Instagram Resmi Hapus Tombol IGTV

CNN Indonesia Dipublikasikan 13.45, 20/01 • CNN Indonesia

Instagram resmi menghapus tombol pintas Instagram TV atau IGTV dari sudut kanan atas layar aplikasi miliknya. Langkah itu dilakukan setelah Instagram menyadari bahwa pengguna aplikasinya tidak sering mengetuk tombol tersebut.

Melansir The Verge, kebanyakan pengguna Instagram menemukan konten IGTV melalui pratinjau di feed, explore, dan profil.

"Sangat sedikit yang mengklik ikon IGTV di sudut kanan atas layar di aplikasi Instagram," ujar juru bicara Instagram.

Kebijakan menghapus tombol pintas IGTV memang terbilang minor. Akan tetapi, kebijakan itu nantinya membuat pengguna Instagram bakal menggali lebih dalam aplikasinya untuk menemukan konten IGTV.

Jika tak ingin direpotkan dengan hal itu, Instagram sejatinya menawarkan pengguna untuk mengunduh aplikasi mandiri IGTV di App Store atau Play Store yang jumlah penggunanya relatif kecil dari pengguna Instagram yang mencapai lebih dari satu miliar.

Langkah penghapusan tombol tersebut memberi sinyal bahwa Instagram tidak memprioritaskan IGTV sebagai layanan mandiri yang berbeda. Laporan AdWeek Social Pro pekan lalu menyampaikan saat ini pengguna dapat mengunggah video IGTV melalui tombol yang sama untuk mengunggah video di feed.

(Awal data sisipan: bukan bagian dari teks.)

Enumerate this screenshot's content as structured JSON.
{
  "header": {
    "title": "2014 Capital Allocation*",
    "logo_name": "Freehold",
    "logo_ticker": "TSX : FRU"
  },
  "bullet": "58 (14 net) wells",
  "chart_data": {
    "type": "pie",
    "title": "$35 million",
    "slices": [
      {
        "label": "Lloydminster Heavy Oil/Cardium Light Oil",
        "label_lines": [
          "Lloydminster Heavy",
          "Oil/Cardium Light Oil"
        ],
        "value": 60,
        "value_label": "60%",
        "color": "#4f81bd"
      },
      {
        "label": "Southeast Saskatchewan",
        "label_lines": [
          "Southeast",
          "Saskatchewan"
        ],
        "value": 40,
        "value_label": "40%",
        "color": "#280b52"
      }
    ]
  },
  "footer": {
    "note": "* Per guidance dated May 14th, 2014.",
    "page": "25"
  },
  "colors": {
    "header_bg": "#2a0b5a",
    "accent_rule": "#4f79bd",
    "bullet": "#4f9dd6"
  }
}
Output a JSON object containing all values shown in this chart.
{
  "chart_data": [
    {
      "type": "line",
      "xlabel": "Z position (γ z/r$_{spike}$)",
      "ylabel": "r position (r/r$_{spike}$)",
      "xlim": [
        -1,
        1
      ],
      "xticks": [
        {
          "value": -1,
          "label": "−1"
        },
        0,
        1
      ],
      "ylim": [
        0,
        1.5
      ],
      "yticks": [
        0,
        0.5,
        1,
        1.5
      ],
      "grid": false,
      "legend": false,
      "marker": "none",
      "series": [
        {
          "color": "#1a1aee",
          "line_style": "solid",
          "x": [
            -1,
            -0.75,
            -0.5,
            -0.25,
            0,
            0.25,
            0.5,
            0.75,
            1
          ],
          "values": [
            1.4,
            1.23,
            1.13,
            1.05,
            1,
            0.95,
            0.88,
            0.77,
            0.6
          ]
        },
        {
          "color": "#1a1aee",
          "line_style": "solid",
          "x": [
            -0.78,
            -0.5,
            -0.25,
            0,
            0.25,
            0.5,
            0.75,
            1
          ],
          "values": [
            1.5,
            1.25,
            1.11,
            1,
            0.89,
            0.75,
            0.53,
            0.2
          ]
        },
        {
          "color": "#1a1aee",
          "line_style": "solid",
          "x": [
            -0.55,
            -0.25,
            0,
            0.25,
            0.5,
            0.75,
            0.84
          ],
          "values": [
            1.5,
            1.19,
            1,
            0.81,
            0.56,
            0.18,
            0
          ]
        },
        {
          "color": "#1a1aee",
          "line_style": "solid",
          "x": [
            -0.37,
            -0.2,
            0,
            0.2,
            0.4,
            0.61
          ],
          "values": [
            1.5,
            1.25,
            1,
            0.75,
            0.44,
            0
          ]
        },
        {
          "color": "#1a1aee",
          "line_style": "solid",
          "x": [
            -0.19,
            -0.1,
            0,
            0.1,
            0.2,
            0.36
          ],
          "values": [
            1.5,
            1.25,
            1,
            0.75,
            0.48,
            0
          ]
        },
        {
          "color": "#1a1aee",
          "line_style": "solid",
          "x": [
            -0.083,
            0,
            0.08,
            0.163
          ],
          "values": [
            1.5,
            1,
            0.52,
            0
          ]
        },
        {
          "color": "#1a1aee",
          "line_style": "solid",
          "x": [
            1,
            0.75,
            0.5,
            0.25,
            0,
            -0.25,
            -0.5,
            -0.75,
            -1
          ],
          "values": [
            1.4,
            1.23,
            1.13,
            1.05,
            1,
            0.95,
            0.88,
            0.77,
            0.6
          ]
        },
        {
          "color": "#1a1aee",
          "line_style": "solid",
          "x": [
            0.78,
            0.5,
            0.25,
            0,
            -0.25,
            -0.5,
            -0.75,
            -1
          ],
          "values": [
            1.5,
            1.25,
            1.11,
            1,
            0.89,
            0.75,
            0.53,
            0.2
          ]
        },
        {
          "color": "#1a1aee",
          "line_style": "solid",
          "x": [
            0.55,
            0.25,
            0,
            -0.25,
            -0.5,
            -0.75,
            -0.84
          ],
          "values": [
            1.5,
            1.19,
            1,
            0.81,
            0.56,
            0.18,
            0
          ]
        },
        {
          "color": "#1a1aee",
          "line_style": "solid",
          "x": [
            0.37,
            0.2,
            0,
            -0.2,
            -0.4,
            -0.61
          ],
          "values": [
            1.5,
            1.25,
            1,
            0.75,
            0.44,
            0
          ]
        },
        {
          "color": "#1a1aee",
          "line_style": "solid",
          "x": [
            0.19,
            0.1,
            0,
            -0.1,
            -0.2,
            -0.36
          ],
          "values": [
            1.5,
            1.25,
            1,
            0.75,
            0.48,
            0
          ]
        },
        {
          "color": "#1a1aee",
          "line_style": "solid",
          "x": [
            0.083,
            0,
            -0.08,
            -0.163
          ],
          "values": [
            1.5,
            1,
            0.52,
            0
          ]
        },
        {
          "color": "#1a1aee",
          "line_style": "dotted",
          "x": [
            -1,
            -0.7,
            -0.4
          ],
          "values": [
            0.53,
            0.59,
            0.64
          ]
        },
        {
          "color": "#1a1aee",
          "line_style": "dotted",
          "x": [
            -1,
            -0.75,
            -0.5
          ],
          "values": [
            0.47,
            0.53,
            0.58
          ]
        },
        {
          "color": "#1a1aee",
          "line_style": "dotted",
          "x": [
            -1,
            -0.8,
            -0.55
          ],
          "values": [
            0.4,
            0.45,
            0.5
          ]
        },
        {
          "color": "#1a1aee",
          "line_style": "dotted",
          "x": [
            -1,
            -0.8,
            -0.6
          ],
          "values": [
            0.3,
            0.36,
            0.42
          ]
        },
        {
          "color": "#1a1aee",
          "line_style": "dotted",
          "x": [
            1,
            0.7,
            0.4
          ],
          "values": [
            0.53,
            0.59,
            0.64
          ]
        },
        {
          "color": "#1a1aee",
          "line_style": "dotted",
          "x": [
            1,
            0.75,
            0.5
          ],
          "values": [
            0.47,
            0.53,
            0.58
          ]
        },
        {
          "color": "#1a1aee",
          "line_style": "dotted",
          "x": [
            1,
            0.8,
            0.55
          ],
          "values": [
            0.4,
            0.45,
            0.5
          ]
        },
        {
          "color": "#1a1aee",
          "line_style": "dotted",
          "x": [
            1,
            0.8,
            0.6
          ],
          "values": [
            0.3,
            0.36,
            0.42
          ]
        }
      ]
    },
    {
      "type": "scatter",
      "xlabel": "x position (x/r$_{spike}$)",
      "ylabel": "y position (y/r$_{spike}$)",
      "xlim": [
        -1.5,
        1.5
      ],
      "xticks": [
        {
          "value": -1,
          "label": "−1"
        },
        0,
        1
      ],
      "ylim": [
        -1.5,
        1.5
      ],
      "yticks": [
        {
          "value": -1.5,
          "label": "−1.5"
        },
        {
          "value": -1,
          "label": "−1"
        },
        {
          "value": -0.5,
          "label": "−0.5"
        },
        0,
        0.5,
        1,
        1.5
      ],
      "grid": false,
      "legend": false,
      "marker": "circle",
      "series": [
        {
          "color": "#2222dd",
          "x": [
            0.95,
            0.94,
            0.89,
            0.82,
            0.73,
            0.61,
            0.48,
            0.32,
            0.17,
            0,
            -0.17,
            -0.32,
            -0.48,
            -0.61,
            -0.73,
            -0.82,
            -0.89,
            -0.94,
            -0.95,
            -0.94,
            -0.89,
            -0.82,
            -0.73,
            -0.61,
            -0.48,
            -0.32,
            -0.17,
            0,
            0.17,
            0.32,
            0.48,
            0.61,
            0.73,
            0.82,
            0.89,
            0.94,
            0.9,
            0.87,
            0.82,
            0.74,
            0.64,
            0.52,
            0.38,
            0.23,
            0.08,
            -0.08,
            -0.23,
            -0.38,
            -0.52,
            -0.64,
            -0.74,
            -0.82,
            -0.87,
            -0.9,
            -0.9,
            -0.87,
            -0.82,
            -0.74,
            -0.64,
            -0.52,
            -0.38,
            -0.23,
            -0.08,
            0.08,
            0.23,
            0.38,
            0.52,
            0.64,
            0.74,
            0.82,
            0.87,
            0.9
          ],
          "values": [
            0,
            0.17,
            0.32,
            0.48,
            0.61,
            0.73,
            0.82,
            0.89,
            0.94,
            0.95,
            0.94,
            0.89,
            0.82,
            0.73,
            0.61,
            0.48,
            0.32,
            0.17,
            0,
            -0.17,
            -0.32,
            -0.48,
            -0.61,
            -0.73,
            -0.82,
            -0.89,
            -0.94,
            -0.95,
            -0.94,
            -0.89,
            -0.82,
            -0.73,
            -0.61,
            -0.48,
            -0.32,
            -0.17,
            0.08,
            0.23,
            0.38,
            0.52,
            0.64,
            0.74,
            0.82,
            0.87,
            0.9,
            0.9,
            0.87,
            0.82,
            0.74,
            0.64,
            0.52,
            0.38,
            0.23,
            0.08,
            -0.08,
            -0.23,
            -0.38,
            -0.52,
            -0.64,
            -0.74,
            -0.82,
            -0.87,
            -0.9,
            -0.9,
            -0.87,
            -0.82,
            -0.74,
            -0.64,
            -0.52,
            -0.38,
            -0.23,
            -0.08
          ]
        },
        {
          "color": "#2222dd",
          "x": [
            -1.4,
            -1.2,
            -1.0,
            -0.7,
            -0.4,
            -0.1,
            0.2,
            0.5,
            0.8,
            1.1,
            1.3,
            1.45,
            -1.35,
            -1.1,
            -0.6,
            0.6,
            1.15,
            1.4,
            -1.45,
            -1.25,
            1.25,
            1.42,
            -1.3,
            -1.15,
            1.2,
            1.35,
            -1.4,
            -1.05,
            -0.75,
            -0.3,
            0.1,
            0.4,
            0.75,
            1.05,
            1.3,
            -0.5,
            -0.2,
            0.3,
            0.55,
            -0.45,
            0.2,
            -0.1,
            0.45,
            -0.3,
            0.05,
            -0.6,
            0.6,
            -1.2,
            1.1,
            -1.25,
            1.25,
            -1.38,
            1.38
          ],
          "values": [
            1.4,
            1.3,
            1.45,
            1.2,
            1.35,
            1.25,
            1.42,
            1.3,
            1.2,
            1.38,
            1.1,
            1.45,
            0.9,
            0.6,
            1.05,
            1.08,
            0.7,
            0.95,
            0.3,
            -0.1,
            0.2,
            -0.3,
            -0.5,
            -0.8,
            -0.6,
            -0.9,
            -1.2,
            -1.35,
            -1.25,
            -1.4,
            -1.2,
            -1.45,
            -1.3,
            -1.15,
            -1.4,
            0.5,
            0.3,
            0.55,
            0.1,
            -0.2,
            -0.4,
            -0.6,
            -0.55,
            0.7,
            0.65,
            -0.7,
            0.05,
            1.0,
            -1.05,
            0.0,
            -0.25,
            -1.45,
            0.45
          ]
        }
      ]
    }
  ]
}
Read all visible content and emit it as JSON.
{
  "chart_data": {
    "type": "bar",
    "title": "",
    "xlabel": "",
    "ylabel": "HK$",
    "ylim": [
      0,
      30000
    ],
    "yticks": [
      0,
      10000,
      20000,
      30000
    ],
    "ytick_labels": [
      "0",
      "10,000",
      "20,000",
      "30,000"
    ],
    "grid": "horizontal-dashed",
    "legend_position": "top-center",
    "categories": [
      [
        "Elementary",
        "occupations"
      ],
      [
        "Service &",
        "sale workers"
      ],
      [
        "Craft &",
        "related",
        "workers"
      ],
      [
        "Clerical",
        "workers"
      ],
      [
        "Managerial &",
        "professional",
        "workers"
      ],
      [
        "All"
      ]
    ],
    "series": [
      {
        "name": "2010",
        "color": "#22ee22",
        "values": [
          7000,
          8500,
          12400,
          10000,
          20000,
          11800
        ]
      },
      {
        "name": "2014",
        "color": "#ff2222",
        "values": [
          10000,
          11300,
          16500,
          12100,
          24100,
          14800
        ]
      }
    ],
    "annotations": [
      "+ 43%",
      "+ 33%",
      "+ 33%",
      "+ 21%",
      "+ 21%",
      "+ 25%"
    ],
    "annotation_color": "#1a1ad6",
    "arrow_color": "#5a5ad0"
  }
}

Instagram diketahui telah berjuang untuk menarik para pembuat dan pengguna IGTV sejak pertama kali diluncurkan pada Juni 2018. IGTV merupakan layanan video jangkap panjang Instagram yang semula direncanakan untuk menyaingi YouTube.

Berbeda dengan YouTube, layanan IGTV tidak menawarkan peluang berbagi keuntungan dari iklan seperti Youtube.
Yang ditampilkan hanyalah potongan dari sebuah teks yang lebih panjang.